Isso significa que nosso sistema imunológico e nossa capacidade de recuperar lesões e infecções obedece ao nosso ritmo circadiano, os ciclos que estabelecem o melhor momento para as atividades das nossas células. Entender esse ritmo pode fazer com que medicamentos e intervenções médicas sejam administrados nos momentos em que têm mais chances de serem eficazes e quando os pacientes podem ter a melhor recuperação.

 

Os gregos e os chineses já haviam observado que o corpo se comporta de maneira diferente dependendo do horário.

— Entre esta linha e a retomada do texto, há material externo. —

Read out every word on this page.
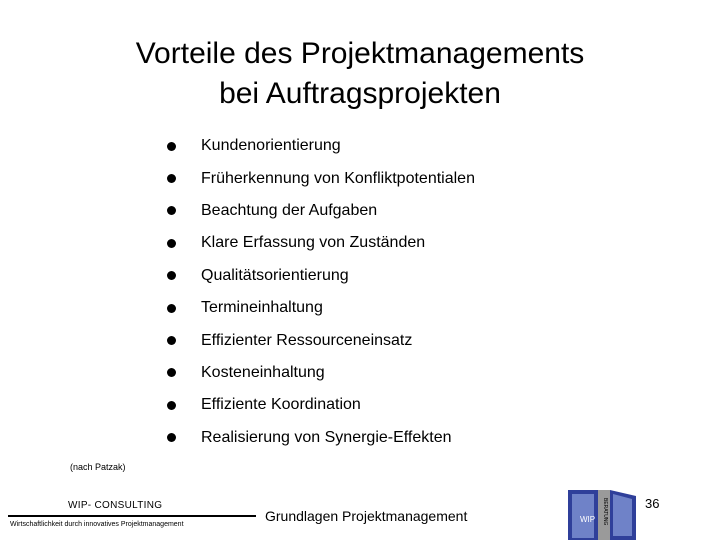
Vorteile des Projektmanagements
bei Auftragsprojekten
Kundenorientierung
Früherkennung von Konfliktpotentialen
Beachtung der Aufgaben
Klare Erfassung von Zuständen
Qualitätsorientierung
Termineinhaltung
Effizienter Ressourceneinsatz
Kosteneinhaltung
Effiziente Koordination
Realisierung von Synergie-Effekten
(nach Patzak)
WIP- CONSULTING
Wirtschaftlichkeit durch innovatives Projektmanagement
Grundlagen Projektmanagement	WIP BERATUNG	36
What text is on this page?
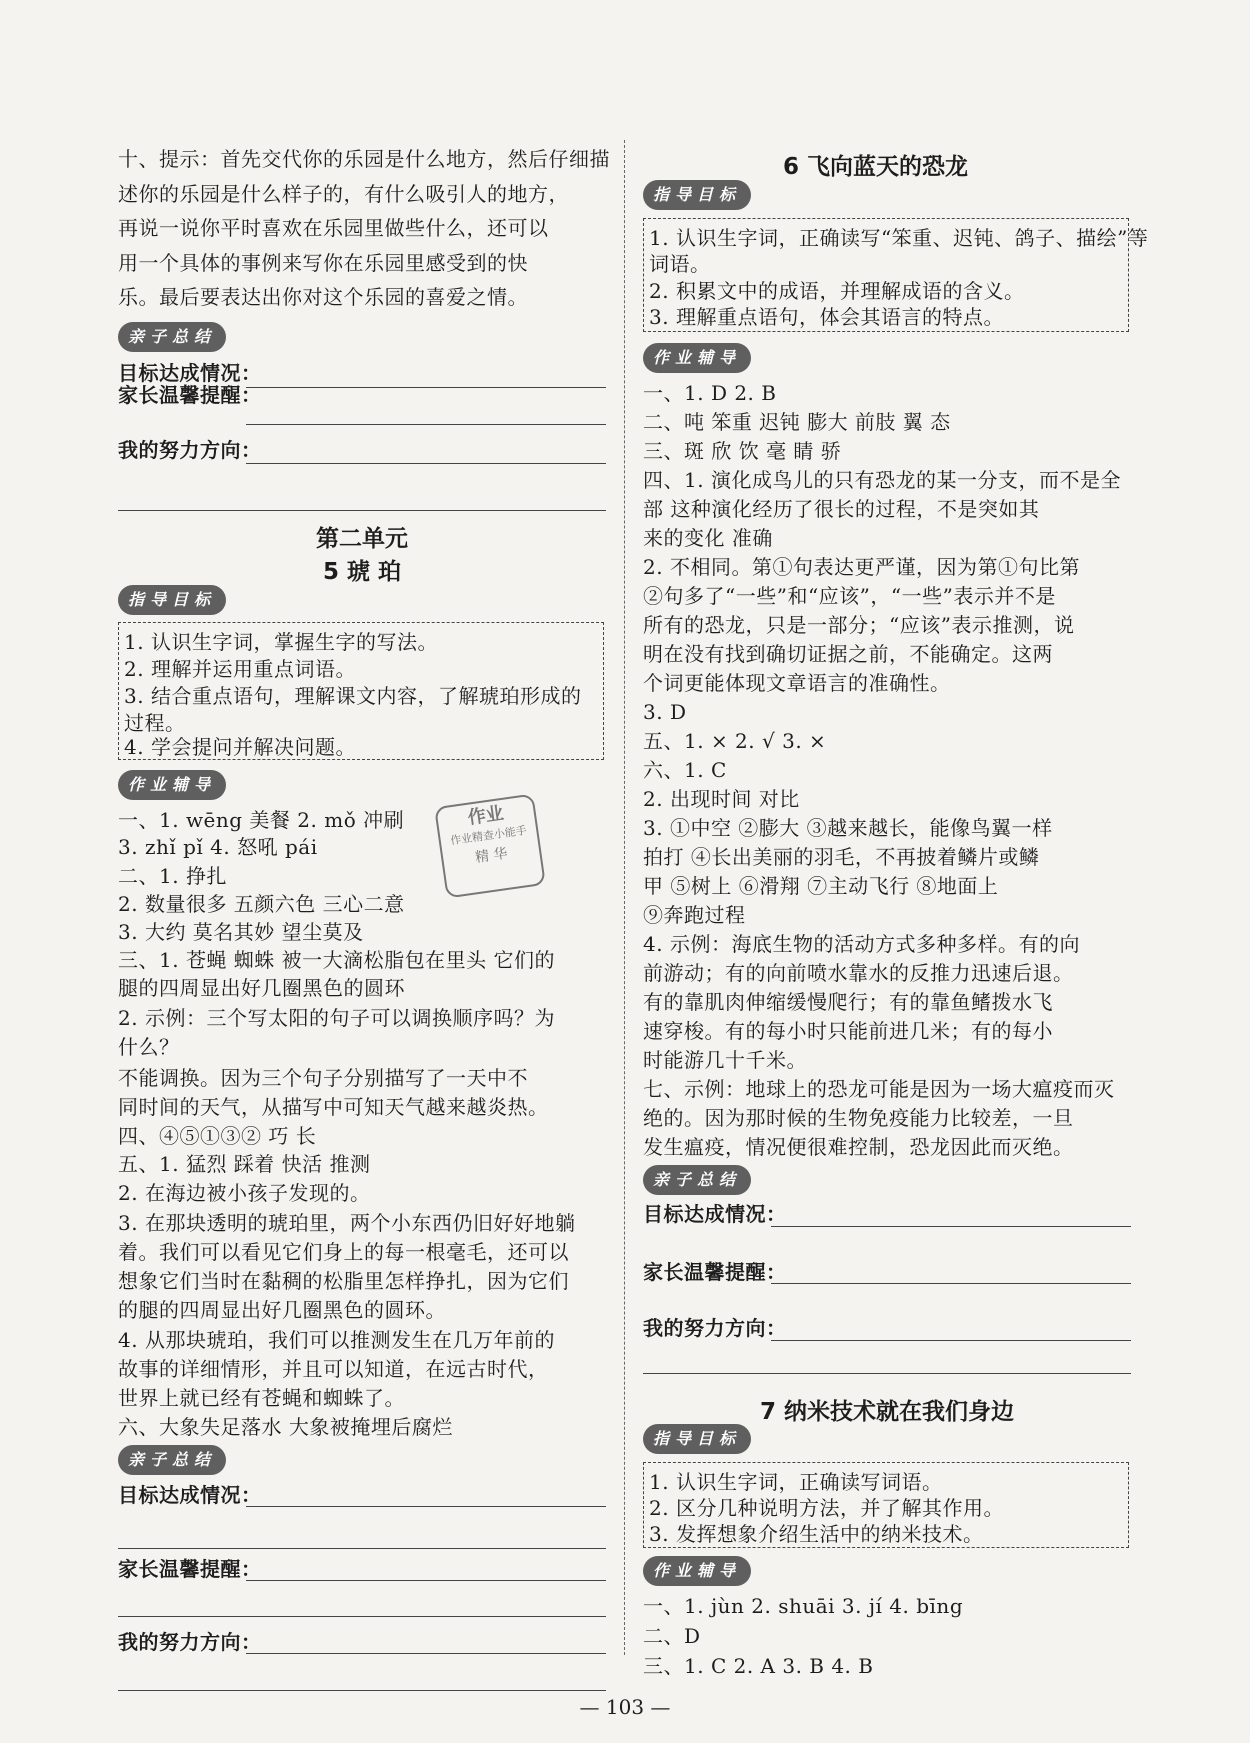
十、提示：首先交代你的乐园是什么地方，然后仔细描
述你的乐园是什么样子的，有什么吸引人的地方，
再说一说你平时喜欢在乐园里做些什么，还可以
用一个具体的事例来写你在乐园里感受到的快
乐。最后要表达出你对这个乐园的喜爱之情。
亲子总结
目标达成情况：
家长温馨提醒：
我的努力方向：
第二单元
5 琥 珀
指导目标
1. 认识生字词，掌握生字的写法。
2. 理解并运用重点词语。
3. 结合重点语句，理解课文内容，了解琥珀形成的
过程。
4. 学会提问并解决问题。
作业辅导
一、1. wēng 美餐 2. mǒ 冲刷
3. zhǐ pǐ 4. 怒吼 pái
二、1. 挣扎
2. 数量很多 五颜六色 三心二意
3. 大约 莫名其妙 望尘莫及
三、1. 苍蝇 蜘蛛 被一大滴松脂包在里头 它们的
腿的四周显出好几圈黑色的圆环
2. 示例：三个写太阳的句子可以调换顺序吗？为
什么？
不能调换。因为三个句子分别描写了一天中不
同时间的天气，从描写中可知天气越来越炎热。
四、④⑤①③② 巧 长
五、1. 猛烈 踩着 快活 推测
2. 在海边被小孩子发现的。
3. 在那块透明的琥珀里，两个小东西仍旧好好地躺
着。我们可以看见它们身上的每一根毫毛，还可以
想象它们当时在黏稠的松脂里怎样挣扎，因为它们
的腿的四周显出好几圈黑色的圆环。
4. 从那块琥珀，我们可以推测发生在几万年前的
故事的详细情形，并且可以知道，在远古时代，
世界上就已经有苍蝇和蜘蛛了。
六、大象失足落水 大象被掩埋后腐烂
亲子总结
目标达成情况：
家长温馨提醒：
我的努力方向：
6 飞向蓝天的恐龙
指导目标
1. 认识生字词，正确读写“笨重、迟钝、鸽子、描绘”等
词语。
2. 积累文中的成语，并理解成语的含义。
3. 理解重点语句，体会其语言的特点。
作业辅导
一、1. D 2. B
二、吨 笨重 迟钝 膨大 前肢 翼 态
三、斑 欣 饮 毫 睛 骄
四、1. 演化成鸟儿的只有恐龙的某一分支，而不是全
部 这种演化经历了很长的过程，不是突如其
来的变化 准确
2. 不相同。第①句表达更严谨，因为第①句比第
②句多了“一些”和“应该”，“一些”表示并不是
所有的恐龙，只是一部分；“应该”表示推测，说
明在没有找到确切证据之前，不能确定。这两
个词更能体现文章语言的准确性。
3. D
五、1. × 2. √ 3. ×
六、1. C
2. 出现时间 对比
3. ①中空 ②膨大 ③越来越长，能像鸟翼一样
拍打 ④长出美丽的羽毛，不再披着鳞片或鳞
甲 ⑤树上 ⑥滑翔 ⑦主动飞行 ⑧地面上
⑨奔跑过程
4. 示例：海底生物的活动方式多种多样。有的向
前游动；有的向前喷水靠水的反推力迅速后退。
有的靠肌肉伸缩缓慢爬行；有的靠鱼鳍拨水飞
速穿梭。有的每小时只能前进几米；有的每小
时能游几十千米。
七、示例：地球上的恐龙可能是因为一场大瘟疫而灭
绝的。因为那时候的生物免疫能力比较差，一旦
发生瘟疫，情况便很难控制，恐龙因此而灭绝。
亲子总结
目标达成情况：
家长温馨提醒：
我的努力方向：
7 纳米技术就在我们身边
指导目标
1. 认识生字词，正确读写词语。
2. 区分几种说明方法，并了解其作用。
3. 发挥想象介绍生活中的纳米技术。
作业辅导
一、1. jùn 2. shuāi 3. jí 4. bīng
二、D
三、1. C 2. A 3. B 4. B
作业
作业精查小能手
精 华
— 103 —
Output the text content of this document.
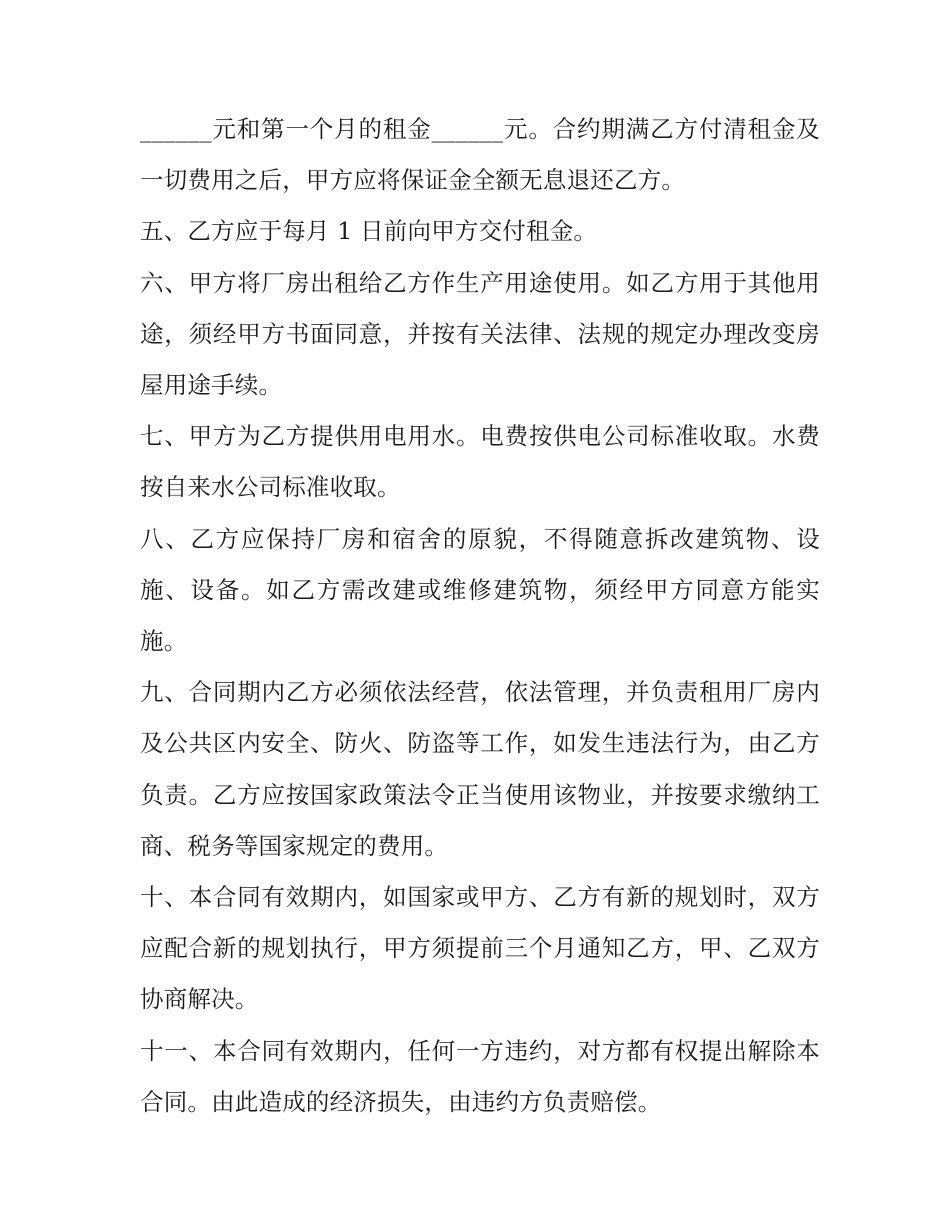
______元和第一个月的租金______元。合约期满乙方付清租金及一切费用之后，甲方应将保证金全额无息退还乙方。

五、乙方应于每月 1 日前向甲方交付租金。

六、甲方将厂房出租给乙方作生产用途使用。如乙方用于其他用途，须经甲方书面同意，并按有关法律、法规的规定办理改变房屋用途手续。

七、甲方为乙方提供用电用水。电费按供电公司标准收取。水费按自来水公司标准收取。

八、乙方应保持厂房和宿舍的原貌，不得随意拆改建筑物、设施、设备。如乙方需改建或维修建筑物，须经甲方同意方能实施。

九、合同期内乙方必须依法经营，依法管理，并负责租用厂房内及公共区内安全、防火、防盗等工作，如发生违法行为，由乙方负责。乙方应按国家政策法令正当使用该物业，并按要求缴纳工商、税务等国家规定的费用。

十、本合同有效期内，如国家或甲方、乙方有新的规划时，双方应配合新的规划执行，甲方须提前三个月通知乙方，甲、乙双方协商解决。

十一、本合同有效期内，任何一方违约，对方都有权提出解除本合同。由此造成的经济损失，由违约方负责赔偿。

Hoje, os pesquisadores sabem que as chances de cura de uma lesão ou doença podem ser maiores durante o dia do que à noite.

 

"Nossas células evoluíram para poder curar feridas de maneira mais eficaz no momento biológico em que elas são mais prováveis de ocorrer", diz John O'Neill, biólogo circadiano do Laboratório de Biologia Molecular do Conselho de Pesquisa Médica em Cambridge, Reino Unido. "Se você é humano, é extremamente improvável que ocorra uma grande ferida quando estiver dormindo no meio da noite, enquanto durante o dia é muito mais provável que se machuque."

 

Em uma de suas pesquisas, ele descobriu que as células chamadas fibroblastos (que ajudam a reparar os danos nos tecidos ao estabelecer um novo colágeno para as células da pele) migram mais rapidamente para as áreas lesadas de dia do que à noite.

 

"Encontramos uma diferença de quase duas vezes na cicatrização de feridas em função do tempo biológico", diz O'Neil. Ao analisar dados do Banco Internacional de Lesões por Queimaduras, sua equipe constatou que quem sofre uma queimadura à noite demora 11 dias a mais para cicatrizar do que quem passa pela mesma experiência durante o dia.

 

Essa descoberta também pode ajudar os médicos a administrar tratamentos no horário em que ele seja mais eficaz. Um estudo recente sugere que a radioterapia pode ser mais eficaz se administrada à tarde, e não pela manhã. Outros medicamentos, como aspirina, ibuprofeno, remédios para pressão arterial, úlceras pépticas, asma e câncer também podem ser mais eficazes se tomados no melhor horário –que, nesses casos, é à noite.

 

Esses medicamentos têm uma meia vida inferior a seis horas, o que significa que eles não permanecem no corpo tempo suficiente para funcionar da maneira ideal se forem tomados no momento menos adequado. Um exemplo: o medicamento para pressão arterial valsartan é 60% mais eficaz quando tomado à noite, em comparação com a manhã. Já a aspirina é mais eficaz à noite, assim como alguns comprimidos anti-histamínicos para alergias como a rinite alérgica.

 

Essas descobertas, porém, não são uma fórmula mágica que atende a todos, afinal as pessoas têm ritmos circadianos diferentes –algumas são mais diurnas; outras, mais noturnas. Dessa forma, ainda não se pode confirmar com precisão onde estão os ponteiros do relógio interno de um indivíduo. Além disso, no próprio ambiente hospitalar, com pouca iluminação natural, a luz artificial desregula nosso ritmo biológico.

 

Por enquanto, pesquisadores já estão testando em animais medicamentos que possam estabilizar ritmos circadianos em pacientes hospitalizados -- ou paralisá-los por tempo suficiente para realizar a cirurgia no momento ideal de recuperação. "No futuro, posso imaginar um mundo em que estamos usando uma pílula circadiana ou a presença ou ausência de luz para curar doenças cardíacas", diz Martino.